Existió una vez un majarajá en tierras muy lejanas. Todo aquello que le rodeaba era placer y suntuosas riquezas, poder sin igual y la obediencia eterna de todos los que le rodeaban. Nadie era capaz de imaginar una vida más plena que la suya.
Y sin embargo, como en la mayoría de los cuentos, nuestro majarajá no era feliz. En su palacio, rodeado de oro, hermosas mujeres y suculentos banquetes, el majarajá no encontraba la plenitud. Siempre confundía ésto con la necesidad de más riquezas, por lo que su reino vivía de guerra en guerra, de conquista en conquista, de botín en botín.
Y, por mucho que creciera su tesoro, el majarajá no era feliz. Siempre pasaba los días con un gesto de indiferencia ante todo lo que veía.
-Mi señor, tal vez deberíais ver qué hace feliz al más pobre-le dijo un día su consejero. No era un secreto que éste quería el trono del majarajá, pero bien cierto era que a éste, el poder y las riquezas no le llenaban-. He oído hablar de un ermitaño que vive muy lejos de la ciudad, en las montañas que hay tras pasar el desierto. Quizá deberíais preguntarle a él, pues todos dicen que es hombre de pocas pero sabias palabras, y que nunca se niega a contestar a lo que le preguntan.
Así pues, el majarajá decidió partir solo hacia la cueva donde vivía el ermitaño. Ensilló su más fuerte caballo y se enfundó en su capa de viaje, listo para partir hacia su anhelada plenitud.
Avanzó durante días por el desierto, agotando sus reservas de agua y con las montañas siempre al frente. Cruzó tormentas, durmió en gélidas noches bajo el oscuro cielo, e hizo descansar a su caballo en cuantos oasis encontraba, pero nunca sin perder de vista la guarida del ermitaño.
Semanas después, muerto su caballo y desgarradas sus ropas, descuidada su barba y sucio su cabello, llegó nuestro amigo a la cueva donde, según decían, habitaba el ermitaño.
Le preguntó que por qué nadie venía a buscar su sabiduría.
-Nadie busca sabiduría en éstos días. Están demasiado ocupados intentando pagar vuestros desorbitados impuestos.
El majarajá derramó una lágrima solitaria, que fue a perderse en el suelo de la cueva.
Preguntóle después al eremita el por qué de su retiro.
-Huí tan pronto como vuestra codicia empezó a arrasar todo cuanto os rodeaba.

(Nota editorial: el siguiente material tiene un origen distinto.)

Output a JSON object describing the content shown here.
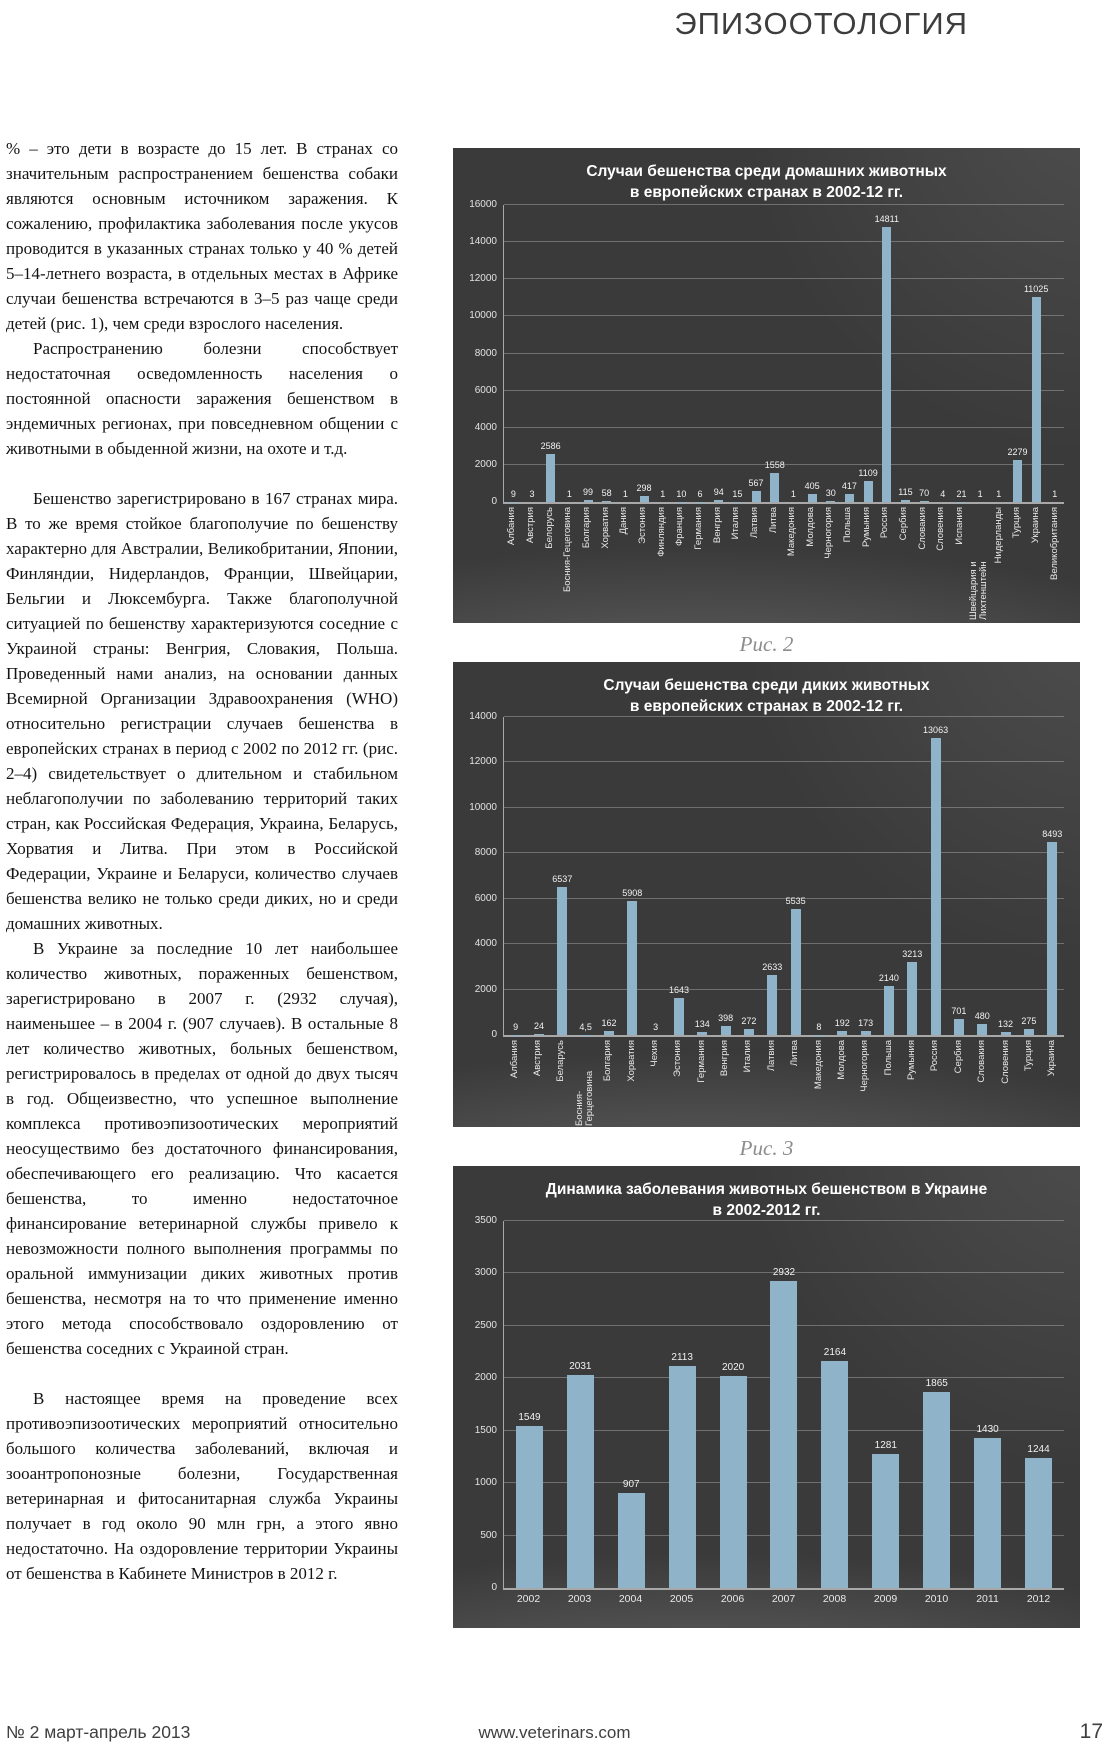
{
  "header": {
    "title": "ЭПИЗООТОЛОГИЯ"
  },
  "article": {
    "paragraphs": [
      {
        "indent": false,
        "gap_before": false,
        "text": "% – это дети в возрасте до 15 лет. В странах со значительным распространением бешенства собаки являются основным источником заражения. К сожалению, профилактика заболевания после укусов проводится в указанных странах только у 40 % детей 5–14-летнего возраста, в отдельных местах в Африке случаи бешенства встречаются в 3–5 раз чаще среди детей (рис. 1), чем среди взрослого населения."
      },
      {
        "indent": true,
        "gap_before": false,
        "text": "Распространению болезни способствует недостаточная осведомленность населения о постоянной опасности заражения бешенством в эндемичных регионах, при повседневном общении с животными в обыденной жизни, на охоте и т.д."
      },
      {
        "indent": true,
        "gap_before": true,
        "text": "Бешенство зарегистрировано в 167 странах мира. В то же время стойкое благополучие по бешенству характерно для Австралии, Великобритании, Японии, Финляндии, Нидерландов, Франции, Швейцарии, Бельгии и Люксембурга. Также благополучной ситуацией по бешенству характеризуются соседние с Украиной страны: Венгрия, Словакия, Польша. Проведенный нами анализ, на основании данных Всемирной Организации Здравоохранения (WHO) относительно регистрации случаев бешенства в европейских странах в период с 2002 по 2012 гг. (рис. 2–4) свидетельствует о длительном и стабильном неблагополучии по заболеванию территорий таких стран, как Российская Федерация, Украина, Беларусь, Хорватия и Литва. При этом в Российской Федерации, Украине и Беларуси, количество случаев бешенства велико не только среди диких, но и среди домашних животных."
      },
      {
        "indent": true,
        "gap_before": false,
        "text": "В Украине за последние 10 лет наибольшее количество животных, пораженных бешенством, зарегистрировано в 2007 г. (2932 случая), наименьшее – в 2004 г. (907 случаев). В остальные 8 лет количество животных, больных бешенством, регистрировалось в пределах от одной до двух тысяч в год. Общеизвестно, что успешное выполнение комплекса противоэпизоотических мероприятий неосуществимо без достаточного финансирования, обеспечивающего его реализацию. Что касается бешенства, то именно недостаточное финансирование ветеринарной службы привело к невозможности полного выполнения программы по оральной иммунизации диких животных против бешенства, несмотря на то что применение именно этого метода способствовало оздоровлению от бешенства соседних с Украиной стран."
      },
      {
        "indent": true,
        "gap_before": true,
        "text": "В настоящее время на проведение всех противоэпизоотических мероприятий относительно большого количества заболеваний, включая и зооантропонозные болезни, Государственная ветеринарная и фитосанитарная служба Украины получает в год около 90 млн грн, а этого явно недостаточно. На оздоровление территории Украины от бешенства в Кабинете Министров в 2012 г."
      }
    ]
  },
  "figures": {
    "captions": [
      "Рис. 2",
      "Рис. 3"
    ]
  },
  "colors": {
    "bar": "#8fb3c8",
    "panel_bg": "#3a3a3a",
    "grid": "rgba(255,255,255,0.27)"
  },
  "chart_data": [
    {
      "type": "bar",
      "title": "Случаи бешенства среди домашних животных в европейских странах в 2002-12 гг.",
      "title_lines": [
        "Случаи бешенства среди домашних животных",
        "в европейских странах в 2002-12 гг."
      ],
      "categories": [
        "Албания",
        "Австрия",
        "Белорусь",
        "Босния-Гецеговина",
        "Болгария",
        "Хорватия",
        "Дания",
        "Эстония",
        "Финляндия",
        "Франция",
        "Германия",
        "Венгрия",
        "Италия",
        "Латвия",
        "Литва",
        "Македония",
        "Молдова",
        "Черногория",
        "Польша",
        "Румыния",
        "Россия",
        "Сербия",
        "Словакия",
        "Словения",
        "Испания",
        "Швейцария и Лихтенштейн",
        "Нидерланды",
        "Турция",
        "Украина",
        "Великобритания"
      ],
      "values": [
        9,
        3,
        2586,
        1,
        99,
        58,
        1,
        298,
        1,
        10,
        6,
        94,
        15,
        567,
        1558,
        1,
        405,
        30,
        417,
        1109,
        14811,
        115,
        70,
        4,
        21,
        1,
        1,
        2279,
        11025,
        1
      ],
      "bar_labels": [
        "9",
        "3",
        "2586",
        "1",
        "99",
        "58",
        "1",
        "298",
        "1",
        "10",
        "6",
        "94",
        "15",
        "567",
        "1558",
        "1",
        "405",
        "30",
        "417",
        "1109",
        "14811",
        "115",
        "70",
        "4",
        "21",
        "1",
        "1",
        "2279",
        "11025",
        "1"
      ],
      "ylim": [
        0,
        16000
      ],
      "ytick_step": 2000,
      "grid": true,
      "legend": false,
      "xlabel": "",
      "ylabel": ""
    },
    {
      "type": "bar",
      "title": "Случаи бешенства среди диких животных в европейских странах в 2002-12 гг.",
      "title_lines": [
        "Случаи бешенства среди диких животных",
        "в европейских странах в 2002-12 гг."
      ],
      "categories": [
        "Албания",
        "Австрия",
        "Беларусь",
        "Босния-Герцеговина",
        "Болгария",
        "Хорватия",
        "Чехия",
        "Эстония",
        "Германия",
        "Венгрия",
        "Италия",
        "Латвия",
        "Литва",
        "Македония",
        "Молдова",
        "Черногория",
        "Польша",
        "Румыния",
        "Россия",
        "Сербия",
        "Словакия",
        "Словения",
        "Турция",
        "Украина"
      ],
      "values": [
        9,
        24,
        6537,
        4.5,
        162,
        5908,
        3,
        1643,
        134,
        398,
        272,
        2633,
        5535,
        8,
        192,
        173,
        2140,
        3213,
        13063,
        701,
        480,
        132,
        275,
        8493
      ],
      "bar_labels": [
        "9",
        "24",
        "6537",
        "4,5",
        "162",
        "5908",
        "3",
        "1643",
        "134",
        "398",
        "272",
        "2633",
        "5535",
        "8",
        "192",
        "173",
        "2140",
        "3213",
        "13063",
        "701",
        "480",
        "132",
        "275",
        "8493"
      ],
      "ylim": [
        0,
        14000
      ],
      "ytick_step": 2000,
      "grid": true,
      "legend": false,
      "xlabel": "",
      "ylabel": ""
    },
    {
      "type": "bar",
      "title": "Динамика заболевания животных бешенством в Украине в 2002-2012 гг.",
      "title_lines": [
        "Динамика заболевания животных бешенством в Украине",
        "в 2002-2012 гг."
      ],
      "categories": [
        "2002",
        "2003",
        "2004",
        "2005",
        "2006",
        "2007",
        "2008",
        "2009",
        "2010",
        "2011",
        "2012"
      ],
      "values": [
        1549,
        2031,
        907,
        2113,
        2020,
        2932,
        2164,
        1281,
        1865,
        1430,
        1244
      ],
      "bar_labels": [
        "1549",
        "2031",
        "907",
        "2113",
        "2020",
        "2932",
        "2164",
        "1281",
        "1865",
        "1430",
        "1244"
      ],
      "ylim": [
        0,
        3500
      ],
      "ytick_step": 500,
      "grid": true,
      "legend": false,
      "xlabel": "",
      "ylabel": ""
    }
  ],
  "footer": {
    "issue": "№ 2 март-апрель 2013",
    "site": "www.veterinars.com",
    "page": "17"
  }
}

Incluso éste páramo desértico es más hermoso que aquélla arruinada urbe de la que venís.
Ésta vez fueron dos las lágrimas que se perdieron en el suelo.
Le preguntó al pobre hombre qué era antes de ser ermitaño.
-Antes de ser ermitaño yo era una persona feliz, mi buen majarajá.
Ésta vez el majarajá lloró de verdad, y ninguna de sus lágrimas cayó solitaria desde sus mejillas. La locura se invadió de su mente, débil por la fatiga de su penoso viaje. Sus manos, temblorosas. Sus ojos, brillantes.
El eremita murió a manos del que una vez fuera su rey. El rey murió a manos del que una vez fuera su cuerpo.